Abstract

Generally, driven by a specific laser waveform, a single-order harmonic from the atomic harmonic spectrum can be enhanced, caused by the multiple acceleration-recombination processes. However, in this paper, we found that, driven by the same waveform, a single-order harmonic enhancement is dependent on the internuclear distance of the hydrogen molecular ion. Particularly, at the equilibrium position of 2.0 a.u., a single-order harmonic enhancement with the smaller enhanced ratio can be obtained. As the internuclear distance increases from 3.0 a.u. to 7.0 a.u., a single-order harmonic enhancement is disappeared. When the internuclear distance is larger than 8.0 a.u., a single-order harmonic with a higher enhanced ratio appears again. Further theoretical analyses show that, a single-order harmonic is produced not only from the multiple acceleration–recombination processes of the single ionization, but also coming from the interference of the different ionization–acceleration–recombination processes.
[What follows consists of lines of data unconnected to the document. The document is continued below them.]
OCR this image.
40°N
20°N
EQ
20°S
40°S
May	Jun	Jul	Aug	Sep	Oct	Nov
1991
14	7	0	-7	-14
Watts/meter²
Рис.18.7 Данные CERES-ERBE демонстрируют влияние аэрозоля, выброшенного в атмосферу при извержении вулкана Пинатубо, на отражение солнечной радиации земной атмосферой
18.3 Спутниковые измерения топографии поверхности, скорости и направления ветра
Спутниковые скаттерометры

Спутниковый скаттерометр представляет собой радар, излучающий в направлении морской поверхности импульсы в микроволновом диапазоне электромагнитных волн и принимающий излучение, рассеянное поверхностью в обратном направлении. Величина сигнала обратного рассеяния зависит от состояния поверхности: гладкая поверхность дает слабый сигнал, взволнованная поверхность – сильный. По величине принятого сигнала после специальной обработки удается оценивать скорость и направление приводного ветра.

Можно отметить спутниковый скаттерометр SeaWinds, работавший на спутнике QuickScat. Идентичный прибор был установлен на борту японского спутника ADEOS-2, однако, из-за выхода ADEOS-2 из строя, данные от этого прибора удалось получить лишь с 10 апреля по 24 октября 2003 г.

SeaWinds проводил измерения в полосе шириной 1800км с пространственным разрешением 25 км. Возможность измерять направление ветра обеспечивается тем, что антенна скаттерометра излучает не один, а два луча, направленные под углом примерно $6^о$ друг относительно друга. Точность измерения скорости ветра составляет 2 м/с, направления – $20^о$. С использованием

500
According to this principle, we explain the internuclear distance dependent on a single-order harmonic enhancement of the hydrogen molecular ion.

摘要

通常，由特定的激光波形驱动，可以通过多个加速复合过程来增强原子谐波频谱中的单次谐波。但是，在本文中，我们发现，在相同波形的驱动下，单次谐波增强取决于氢分子离子的核间距离。特别地，在2.0au的平衡位置处，可以获得具有较小增强比的单阶谐波增强。随着核间距离从3.0 au增加到7.0 au，单次谐波增强消失了。当核间距离大于8.0 au时，会再次出现具有更高增强比的单阶谐波。进一步的理论分析表明，单次谐波不仅产生于单个电离的多重加速-复合过程，而且还来自于不同电离-加速-复合过程的干扰。根据该原理，我们解释了取决于氢分子离子的单次谐波增强的核间距。